Punamaia Section 190E2B3C

[7] Punamaia Section 190E2B3C is 1009m2. In 1977 there were eight original owners of the block, and as of 2023 there are 15 owners of the land block.
[8] In 1968 a 40-year lease was granted to James Woonton. He assigned it to the Respondent, Mr Rasmussen, on 24 November 2004, with four years left to run on the lease. The lease expired on 31 October 2008.
[9] The Respondent attempted to renew the lease over the land in the years following its expiry but failed to identify and locate the current owners of the land to obtain consent.
[10] The Respondent and his family moved off the land in 2007 but continued to use the property and dwelling for storage, as well as maintaining and renovating the property and dwelling.
[11] On 18 January 2018 the Respondent entered into a lease agreement with Werner MecKlenberg, a German national. The agreement was that MecKlenberg could live on the land, renovating the house in lieu of rent. This was short-lived, as the Respondent terminated the lease on 25 April 2018, and sought Mr MecKlenberg’s deportation from the Cook Islands.
[12] In May 2018, amidst the Respondent’s arrangement with Mr MecKlenberg, the Applicant sought vacancy of the dwelling. The Applicant sought injunctive relief against the Respondent, which was granted on 17 July 2018. The Applicant re-entered and occupied the property to ensure the Respondent’s vacancy in 2018.

Application History

[13] As noted above, since 2019 there have been a number of applications involving these parties and this land block which has lead to the nature of the damages being sought. A brief summary of these different interactions are set out in the succeeding paragraphs.
[14] On 11 July 2019 the Applicant was seeking to correct the title of the land block pursuant to s 390A application. The Respondent appeared as opposing counsel for Ms Iva Parsons (his aunt) against the Applicant. The Respondent argued that the land was intended to be partitioned in 1977 and the Court should confirm the 1977 orders. I was the Judge in this 390A matter and made a recommendation to the Chief Justice that orders should be made correcting the title of ownership to include the Applicant. The Chief Justice agreed with my recommendation and sought draft orders from the parties. When the parties were not able to agree on draft orders the Chief Justice directed the matter back to me for a further report as to what orders he should grant.
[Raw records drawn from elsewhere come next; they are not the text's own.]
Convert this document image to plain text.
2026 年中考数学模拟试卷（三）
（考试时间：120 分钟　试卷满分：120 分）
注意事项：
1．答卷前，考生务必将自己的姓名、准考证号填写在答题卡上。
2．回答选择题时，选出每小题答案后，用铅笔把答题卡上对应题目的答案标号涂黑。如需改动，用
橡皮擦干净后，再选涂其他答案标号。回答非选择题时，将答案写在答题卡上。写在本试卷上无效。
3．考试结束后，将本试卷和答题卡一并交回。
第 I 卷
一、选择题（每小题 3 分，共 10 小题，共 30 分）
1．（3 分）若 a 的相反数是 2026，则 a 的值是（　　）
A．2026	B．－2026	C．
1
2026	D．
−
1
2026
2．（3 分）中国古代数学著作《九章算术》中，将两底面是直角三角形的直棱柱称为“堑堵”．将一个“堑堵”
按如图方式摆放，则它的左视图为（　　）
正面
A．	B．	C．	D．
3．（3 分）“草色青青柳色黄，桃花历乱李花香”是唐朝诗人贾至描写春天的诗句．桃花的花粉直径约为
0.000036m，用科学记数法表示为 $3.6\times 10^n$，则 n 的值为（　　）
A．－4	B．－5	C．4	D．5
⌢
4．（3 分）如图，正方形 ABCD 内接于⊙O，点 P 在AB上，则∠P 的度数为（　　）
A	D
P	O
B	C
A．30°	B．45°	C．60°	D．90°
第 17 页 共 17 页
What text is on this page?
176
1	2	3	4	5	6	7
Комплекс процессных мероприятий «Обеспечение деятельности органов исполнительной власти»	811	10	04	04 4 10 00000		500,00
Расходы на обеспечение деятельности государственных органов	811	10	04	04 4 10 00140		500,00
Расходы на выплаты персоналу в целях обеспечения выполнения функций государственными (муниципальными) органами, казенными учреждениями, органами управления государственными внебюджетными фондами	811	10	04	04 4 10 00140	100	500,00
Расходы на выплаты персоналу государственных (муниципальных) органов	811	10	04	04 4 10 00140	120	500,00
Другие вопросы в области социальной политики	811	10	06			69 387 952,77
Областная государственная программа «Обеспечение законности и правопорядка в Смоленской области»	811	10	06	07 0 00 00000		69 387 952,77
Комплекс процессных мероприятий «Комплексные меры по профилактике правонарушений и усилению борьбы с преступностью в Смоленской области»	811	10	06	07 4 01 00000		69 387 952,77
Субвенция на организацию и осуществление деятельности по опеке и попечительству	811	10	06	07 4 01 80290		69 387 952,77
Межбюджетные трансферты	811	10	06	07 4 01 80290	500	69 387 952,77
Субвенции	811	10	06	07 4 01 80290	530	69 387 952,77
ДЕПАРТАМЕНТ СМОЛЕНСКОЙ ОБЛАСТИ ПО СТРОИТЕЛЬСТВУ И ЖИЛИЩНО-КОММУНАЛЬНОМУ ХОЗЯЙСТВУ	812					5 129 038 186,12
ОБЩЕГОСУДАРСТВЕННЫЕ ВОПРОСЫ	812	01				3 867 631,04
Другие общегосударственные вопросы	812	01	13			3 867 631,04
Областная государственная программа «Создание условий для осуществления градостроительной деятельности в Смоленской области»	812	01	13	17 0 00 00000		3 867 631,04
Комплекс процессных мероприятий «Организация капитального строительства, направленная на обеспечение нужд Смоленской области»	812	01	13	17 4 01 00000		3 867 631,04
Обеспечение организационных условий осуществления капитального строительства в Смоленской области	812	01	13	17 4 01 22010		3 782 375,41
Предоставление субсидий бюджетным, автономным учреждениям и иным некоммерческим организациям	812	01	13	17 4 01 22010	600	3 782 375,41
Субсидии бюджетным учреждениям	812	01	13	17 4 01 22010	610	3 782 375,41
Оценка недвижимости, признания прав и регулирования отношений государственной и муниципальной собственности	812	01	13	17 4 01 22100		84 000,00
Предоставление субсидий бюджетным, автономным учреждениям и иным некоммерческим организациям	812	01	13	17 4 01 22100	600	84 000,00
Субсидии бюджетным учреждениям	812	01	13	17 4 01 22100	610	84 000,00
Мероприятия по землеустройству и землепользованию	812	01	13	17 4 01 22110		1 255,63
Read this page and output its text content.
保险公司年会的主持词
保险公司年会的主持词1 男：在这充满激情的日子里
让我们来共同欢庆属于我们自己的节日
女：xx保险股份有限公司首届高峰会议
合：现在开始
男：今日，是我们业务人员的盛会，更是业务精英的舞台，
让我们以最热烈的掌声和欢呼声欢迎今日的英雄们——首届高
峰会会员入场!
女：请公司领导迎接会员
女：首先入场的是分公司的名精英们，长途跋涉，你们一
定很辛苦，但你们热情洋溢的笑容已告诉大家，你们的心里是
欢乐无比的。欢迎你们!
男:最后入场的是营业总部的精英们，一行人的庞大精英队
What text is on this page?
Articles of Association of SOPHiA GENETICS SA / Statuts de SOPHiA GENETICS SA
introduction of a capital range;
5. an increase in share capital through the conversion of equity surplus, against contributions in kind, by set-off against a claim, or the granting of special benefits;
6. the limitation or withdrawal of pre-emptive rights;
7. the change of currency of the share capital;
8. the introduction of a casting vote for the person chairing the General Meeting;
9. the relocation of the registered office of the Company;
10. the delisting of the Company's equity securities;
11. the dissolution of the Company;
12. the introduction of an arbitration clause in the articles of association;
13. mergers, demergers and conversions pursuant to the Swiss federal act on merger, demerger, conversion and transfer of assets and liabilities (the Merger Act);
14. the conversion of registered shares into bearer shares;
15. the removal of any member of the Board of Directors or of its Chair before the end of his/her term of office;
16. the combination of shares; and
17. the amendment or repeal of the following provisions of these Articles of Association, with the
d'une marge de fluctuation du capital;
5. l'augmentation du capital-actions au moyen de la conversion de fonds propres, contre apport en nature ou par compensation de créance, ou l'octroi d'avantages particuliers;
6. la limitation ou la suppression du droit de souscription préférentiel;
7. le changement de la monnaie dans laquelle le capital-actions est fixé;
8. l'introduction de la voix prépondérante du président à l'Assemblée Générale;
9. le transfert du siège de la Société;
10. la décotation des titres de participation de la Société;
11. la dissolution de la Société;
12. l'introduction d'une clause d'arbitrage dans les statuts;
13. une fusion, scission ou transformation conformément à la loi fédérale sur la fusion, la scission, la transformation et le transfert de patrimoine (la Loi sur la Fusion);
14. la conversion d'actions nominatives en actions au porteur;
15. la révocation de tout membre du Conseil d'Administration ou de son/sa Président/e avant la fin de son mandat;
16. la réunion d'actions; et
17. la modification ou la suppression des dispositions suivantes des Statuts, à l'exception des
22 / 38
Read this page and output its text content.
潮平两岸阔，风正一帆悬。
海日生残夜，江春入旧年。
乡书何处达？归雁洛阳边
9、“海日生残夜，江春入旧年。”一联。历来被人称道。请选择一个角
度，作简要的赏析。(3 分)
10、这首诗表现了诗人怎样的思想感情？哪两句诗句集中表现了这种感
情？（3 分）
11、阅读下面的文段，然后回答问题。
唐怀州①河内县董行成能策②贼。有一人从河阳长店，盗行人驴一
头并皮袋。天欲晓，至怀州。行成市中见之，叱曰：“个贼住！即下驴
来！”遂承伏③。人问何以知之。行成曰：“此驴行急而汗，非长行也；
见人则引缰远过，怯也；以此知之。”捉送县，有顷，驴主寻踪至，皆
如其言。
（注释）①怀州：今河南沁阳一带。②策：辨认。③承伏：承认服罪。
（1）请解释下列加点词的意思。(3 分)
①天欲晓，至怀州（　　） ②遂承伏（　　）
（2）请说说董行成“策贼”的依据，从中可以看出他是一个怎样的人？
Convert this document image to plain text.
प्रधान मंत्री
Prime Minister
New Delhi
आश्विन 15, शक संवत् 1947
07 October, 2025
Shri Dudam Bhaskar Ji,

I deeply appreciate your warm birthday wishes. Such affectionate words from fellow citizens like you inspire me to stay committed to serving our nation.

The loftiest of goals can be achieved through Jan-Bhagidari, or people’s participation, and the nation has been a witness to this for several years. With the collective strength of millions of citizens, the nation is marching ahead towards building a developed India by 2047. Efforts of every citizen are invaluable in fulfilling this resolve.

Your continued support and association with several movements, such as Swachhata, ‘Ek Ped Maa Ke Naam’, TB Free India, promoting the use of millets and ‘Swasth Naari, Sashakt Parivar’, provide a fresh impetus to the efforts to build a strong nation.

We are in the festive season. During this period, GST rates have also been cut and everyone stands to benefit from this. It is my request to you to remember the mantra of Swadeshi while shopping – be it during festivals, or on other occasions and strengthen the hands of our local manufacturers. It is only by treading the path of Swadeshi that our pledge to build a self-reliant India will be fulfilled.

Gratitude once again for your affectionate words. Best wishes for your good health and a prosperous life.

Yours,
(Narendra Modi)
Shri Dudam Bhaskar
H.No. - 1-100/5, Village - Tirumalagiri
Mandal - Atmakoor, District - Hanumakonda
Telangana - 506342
I heard from the parties and provided a decision to the Chief Justice on 31 May 2022, recommending orders should be granted.[2]
[15] On 17 July 2018 I issued a permanent injunction against Mr Rasmussen, prohibiting him from going onto the land block.
[16] On 19 July 2019 the Respondent applied for recall of the 17 July 2018 injunctive orders so he could access the chattels on the property. I dismissed the application the same day. The Respondent stated that there was an urgent need to enter the land to collect his chattels, so Mr Moore, as agent for the Applicant, emailed the Respondent offering to arrange a time for the Respondent to visit the property, but did not receive a reply save for the Respondent saying, “I will email in two days”.
[17] On 29 August 2019 Mr Moore submitted an application for damages to the Court. The Respondent issued his notice of intent to defend the application on 2 October 2019.
[18] On 9 October 2019 Judge Savage held the first hearing as to damages. The matter was adjourned until the next Land Court sitting, as Judge Savage held that the matter was not in a position to move to considering quantum due to the Respondent’s stated interest in filing a s 390A application in relation to the land, and due to the lack of evidence as to market rentals on the island with which to calculate mesne profits. It is clear that Judge Savage did not make any orders with regard to damages, as further evidence was required.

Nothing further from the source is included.